Aux termes de l’article L. 521-2 du code de justice administrative : « Saisi d’une demande en ce sens justifiée par l’urgence, le juge des référés peut ordonner toutes mesures nécessaires à la sauvegarde d’une liberté fondamentale à laquelle une personne morale de droit public ou un organisme de droit privé chargé de la gestion d’un service public aurait porté, dans l’exercice d’un de ses pouvoirs, une atteinte grave et manifestement illégale. Le juge des référés se prononce dans un délai de quarante-huit heures ».
Il résulte de l’article R. 431-5 du le code de l’entrée du séjour et du séjour des étrangers et du droit d’asile que l’étranger qui séjourne déjà en France présente sa demande de titre de séjour dans les délais suivants « 1° L’étranger qui dispose d’un document de séjour mentionné aux 2° à 8° de l’article L. 411-1 présente sa demande de titre de séjour entre le cent-vingtième jour et le soixantième jour qui précède l’expiration de ce document de séjour lorsque sa demande porte sur un titre de séjour figurant dans la liste mentionnée à l’article R. 431-2. Lorsque sa demande porte sur un titre de séjour ne figurant pas dans cette liste, il présente sa demande dans le courant des deux mois précédant l’expiration du document dont il est titulaire ; (…) ». Aux termes de l’article R. 431-15-1 du même code : « Le dépôt d’une demande présentée au moyen du téléservice mentionné à l’article R. 431-2 donne lieu à la délivrance immédiate d’une attestation dématérialisée de dépôt en ligne. Ce document ne justifie pas de la régularité du séjour de son titulaire. / Lorsque l’instruction d’une demande complète et déposée dans le respect des délais mentionnés à l’article R. 431-5 se poursuit au-delà de la date de validité du document de séjour détenu, le préfet est tenu de mettre à la disposition du demandeur via le téléservice mentionné au premier alinéa une attestation de prolongation de l’instruction de sa demande dont la durée de validité ne peut être supérieure à trois mois. Ce document, accompagné du document de séjour expiré, lui permet de justifier de la régularité de son séjour pendant la durée qu’il précise.
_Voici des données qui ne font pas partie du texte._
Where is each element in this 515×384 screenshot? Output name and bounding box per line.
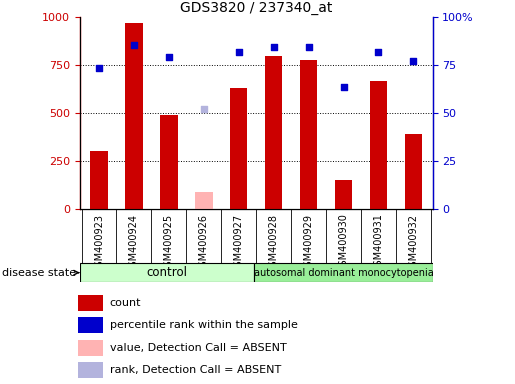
Bar bbox=[160, 115, 178, 209]
Point bbox=[339, 84, 348, 91]
Text: count: count bbox=[110, 298, 141, 308]
Text: rank, Detection Call = ABSENT: rank, Detection Call = ABSENT bbox=[110, 365, 281, 375]
Point bbox=[235, 49, 243, 55]
Point bbox=[95, 65, 103, 71]
Bar bbox=[230, 88, 248, 209]
Text: percentile rank within the sample: percentile rank within the sample bbox=[110, 320, 298, 330]
Text: GSM400927: GSM400927 bbox=[234, 214, 244, 273]
Point bbox=[165, 54, 173, 60]
Point bbox=[409, 58, 418, 65]
Bar bbox=[265, 56, 282, 209]
Bar bbox=[80, 263, 254, 282]
Text: GSM400930: GSM400930 bbox=[338, 214, 349, 273]
Text: value, Detection Call = ABSENT: value, Detection Call = ABSENT bbox=[110, 343, 287, 353]
Text: autosomal dominant monocytopenia: autosomal dominant monocytopenia bbox=[254, 268, 434, 278]
Bar bbox=[335, 180, 352, 209]
Text: GSM400929: GSM400929 bbox=[304, 214, 314, 273]
Text: GSM400926: GSM400926 bbox=[199, 214, 209, 273]
Bar bbox=[125, 23, 143, 209]
Text: disease state: disease state bbox=[2, 268, 79, 278]
Bar bbox=[195, 192, 213, 209]
Point bbox=[374, 49, 383, 55]
Text: GSM400931: GSM400931 bbox=[373, 214, 384, 273]
Bar bbox=[254, 263, 433, 282]
Text: GSM400924: GSM400924 bbox=[129, 214, 139, 273]
Text: control: control bbox=[147, 266, 187, 279]
Point bbox=[269, 44, 278, 50]
Point bbox=[200, 106, 208, 113]
Bar bbox=[300, 61, 317, 209]
Text: GSM400923: GSM400923 bbox=[94, 214, 104, 273]
Bar bbox=[370, 81, 387, 209]
Bar bbox=[405, 134, 422, 209]
Text: GSM400928: GSM400928 bbox=[269, 214, 279, 273]
Text: GSM400932: GSM400932 bbox=[408, 214, 418, 273]
Bar bbox=[78, 295, 103, 311]
Bar bbox=[90, 151, 108, 209]
Text: GSM400925: GSM400925 bbox=[164, 214, 174, 273]
Point bbox=[304, 44, 313, 50]
Bar bbox=[78, 340, 103, 356]
Bar bbox=[78, 317, 103, 333]
Bar bbox=[78, 362, 103, 378]
Title: GDS3820 / 237340_at: GDS3820 / 237340_at bbox=[180, 1, 332, 15]
Point bbox=[130, 42, 138, 48]
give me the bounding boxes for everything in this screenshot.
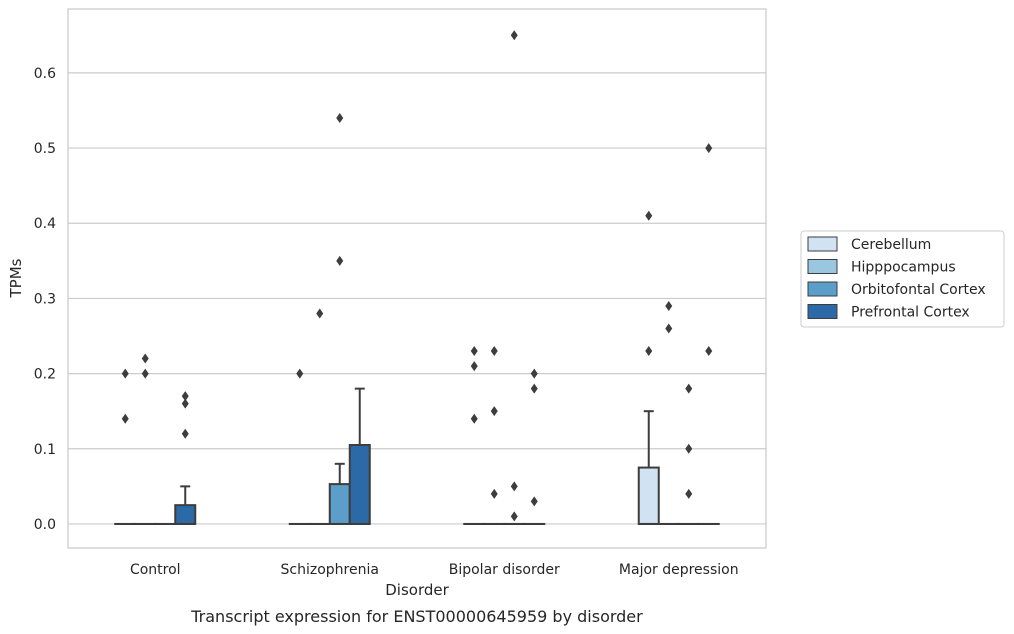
outlier-point bbox=[490, 406, 498, 417]
outlier-point bbox=[705, 346, 713, 357]
outlier-point bbox=[510, 481, 518, 492]
outlier-point bbox=[490, 488, 498, 499]
outlier-point bbox=[141, 353, 149, 364]
y-tick-label: 0.1 bbox=[34, 442, 56, 458]
outlier-point bbox=[490, 346, 498, 357]
x-tick-label: Schizophrenia bbox=[281, 562, 379, 578]
legend-swatch bbox=[807, 281, 838, 297]
outlier-point bbox=[181, 391, 189, 402]
box-body bbox=[174, 504, 197, 525]
outlier-point bbox=[530, 496, 538, 507]
outlier-point bbox=[530, 383, 538, 394]
x-tick-label: Bipolar disorder bbox=[449, 562, 560, 578]
outlier-point bbox=[470, 361, 478, 372]
box-body bbox=[348, 444, 371, 525]
outlier-point bbox=[685, 488, 693, 499]
legend: Cerebellum Hipppocampus Orbitofontal Corte… bbox=[800, 230, 1005, 328]
y-tick-labels: 0.0 0.1 0.2 0.3 0.4 0.5 0.6 bbox=[34, 66, 56, 533]
box-cerebellum bbox=[637, 210, 660, 525]
outlier-point bbox=[510, 30, 518, 41]
outlier-point bbox=[316, 308, 324, 319]
y-tick-label: 0.0 bbox=[34, 517, 56, 533]
y-tick-label: 0.6 bbox=[34, 66, 56, 82]
box-cerebellum bbox=[114, 368, 137, 525]
outlier-point bbox=[530, 368, 538, 379]
y-tick-label: 0.4 bbox=[34, 216, 56, 232]
box-body bbox=[328, 483, 351, 525]
y-tick-label: 0.3 bbox=[34, 291, 56, 307]
box-orbitofontal-cortex bbox=[677, 383, 700, 525]
box-prefrontal-cortex bbox=[523, 368, 546, 525]
gridlines bbox=[68, 72, 766, 525]
x-tick-label: Major depression bbox=[619, 562, 739, 578]
outlier-point bbox=[181, 398, 189, 409]
chart-caption: Transcript expression for ENST0000064595… bbox=[190, 607, 643, 626]
outlier-point bbox=[665, 300, 673, 311]
outlier-point bbox=[336, 255, 344, 266]
box-hipppocampus bbox=[134, 353, 157, 525]
box-hipppocampus bbox=[308, 308, 331, 525]
legend-label: Cerebellum bbox=[851, 237, 931, 253]
box-cerebellum bbox=[463, 346, 486, 525]
outlier-point bbox=[336, 113, 344, 124]
y-tick-label: 0.2 bbox=[34, 367, 56, 383]
x-axis-label: Disorder bbox=[385, 581, 449, 599]
box-body bbox=[637, 466, 660, 525]
box-prefrontal-cortex bbox=[174, 391, 197, 525]
outlier-point bbox=[141, 368, 149, 379]
legend-label: Hipppocampus bbox=[851, 260, 956, 276]
box-cerebellum bbox=[288, 368, 311, 525]
x-tick-label: Control bbox=[130, 562, 181, 578]
box-orbitofontal-cortex bbox=[328, 113, 351, 525]
box-hipppocampus bbox=[657, 300, 680, 525]
y-tick-label: 0.5 bbox=[34, 141, 56, 157]
box-plots bbox=[114, 30, 720, 525]
legend-label: Orbitofontal Cortex bbox=[851, 282, 986, 298]
outlier-point bbox=[645, 210, 653, 221]
outlier-point bbox=[121, 368, 129, 379]
x-tick-labels: Control Schizophrenia Bipolar disorder Majo… bbox=[130, 562, 739, 578]
outlier-point bbox=[181, 428, 189, 439]
box-hipppocampus bbox=[483, 346, 506, 525]
outlier-point bbox=[705, 143, 713, 154]
outlier-point bbox=[121, 413, 129, 424]
legend-swatch bbox=[807, 259, 838, 274]
outlier-point bbox=[296, 368, 304, 379]
outlier-point bbox=[645, 346, 653, 357]
box-orbitofontal-cortex bbox=[503, 30, 526, 525]
box-prefrontal-cortex bbox=[697, 143, 720, 525]
y-axis-label: TPMs bbox=[7, 258, 25, 298]
outlier-point bbox=[665, 323, 673, 334]
legend-swatch bbox=[807, 304, 838, 319]
legend-box bbox=[800, 230, 1005, 328]
box-prefrontal-cortex bbox=[348, 387, 371, 525]
legend-label: Prefrontal Cortex bbox=[851, 305, 970, 321]
outlier-point bbox=[685, 443, 693, 454]
outlier-point bbox=[685, 383, 693, 394]
legend-swatch bbox=[807, 236, 838, 252]
outlier-point bbox=[510, 511, 518, 522]
outlier-point bbox=[470, 413, 478, 424]
plot-frame bbox=[67, 8, 767, 549]
outlier-point bbox=[470, 346, 478, 357]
Lorsque l’instruction se prolonge, en raison de circonstances particulières, au-delà de la date d’expiration de l’attestation, celle-ci est renouvelée aussi longtemps que le préfet n’a pas statué sur la demande. (…) ».
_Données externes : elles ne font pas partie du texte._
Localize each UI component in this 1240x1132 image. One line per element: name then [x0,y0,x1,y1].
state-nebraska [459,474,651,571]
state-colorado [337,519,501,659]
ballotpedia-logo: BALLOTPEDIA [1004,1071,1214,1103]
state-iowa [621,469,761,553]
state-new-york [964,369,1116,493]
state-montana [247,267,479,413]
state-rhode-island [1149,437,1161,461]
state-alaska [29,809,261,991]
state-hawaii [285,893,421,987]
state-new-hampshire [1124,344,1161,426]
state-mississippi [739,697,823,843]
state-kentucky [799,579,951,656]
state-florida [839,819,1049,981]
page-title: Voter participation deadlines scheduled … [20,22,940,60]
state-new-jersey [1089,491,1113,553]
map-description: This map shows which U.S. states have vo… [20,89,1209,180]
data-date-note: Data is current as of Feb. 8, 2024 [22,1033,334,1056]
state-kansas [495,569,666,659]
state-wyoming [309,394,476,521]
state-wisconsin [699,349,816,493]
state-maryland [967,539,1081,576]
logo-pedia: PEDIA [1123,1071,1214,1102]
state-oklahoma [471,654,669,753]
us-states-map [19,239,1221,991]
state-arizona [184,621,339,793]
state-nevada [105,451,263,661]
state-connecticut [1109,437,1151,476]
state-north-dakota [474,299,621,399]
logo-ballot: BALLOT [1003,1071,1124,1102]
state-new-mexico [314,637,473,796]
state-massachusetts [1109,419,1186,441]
Il résulte de l’instruction que M. B… n’a pas déposé sa demande de titre de séjour dans le délai prévu par les dispositions précitées. Par suite, l’atteinte portée à son droit au travail, à son droit de mener une vie privée et familiale normale et à sa liberté d’aller et venir par l’absence de délivrance d’une autorisation provisoire de séjour ne présente pas le caractère d’une atteinte grave manifestement illégale. Il lui appartient, s’il s’y croit fondé, de contester la décision implicite de refus de séjour qui lui a été opposée devant le juge de l’excès de pouvoir assorti, le cas échéant, d’un référé suspension.
Les dispositions de l’article L. 761-1 du code de justice administrative font obstacle à ce que soit mise à la charge de l’Etat, qui n’est pas la partie perdante, la somme que M. C… demande au titre des frais non compris dans les dépens. Les conclusions qu’elle présente à ce titre doivent, par suite, être rejetées.
O R D O N N E :
Article 1er : M. C… est admis à titre provisoire au bénéfice de l’aide juridictionnelle.
Article 2 : La requête de M. C… est rejetée.
Article 3 : La présente ordonnance sera notifiée à M. C… et à la préfète de l’Isère.
Copie en sera adressée au ministre d’Etat, ministre de l’intérieur.
Fait à Grenoble, le 19 décembre 2025.
Le juge des référés,
La greffière,
B. Savouré
J. Bonino
La République mande et ordonne au ministre d’Etat, ministre de l’intérieur en ce qui le concerne ou à tous commissaires de justice à ce requis en ce qui concerne les voies de droit commun, contre les parties privées, de pourvoir à l’exécution de la présente décision.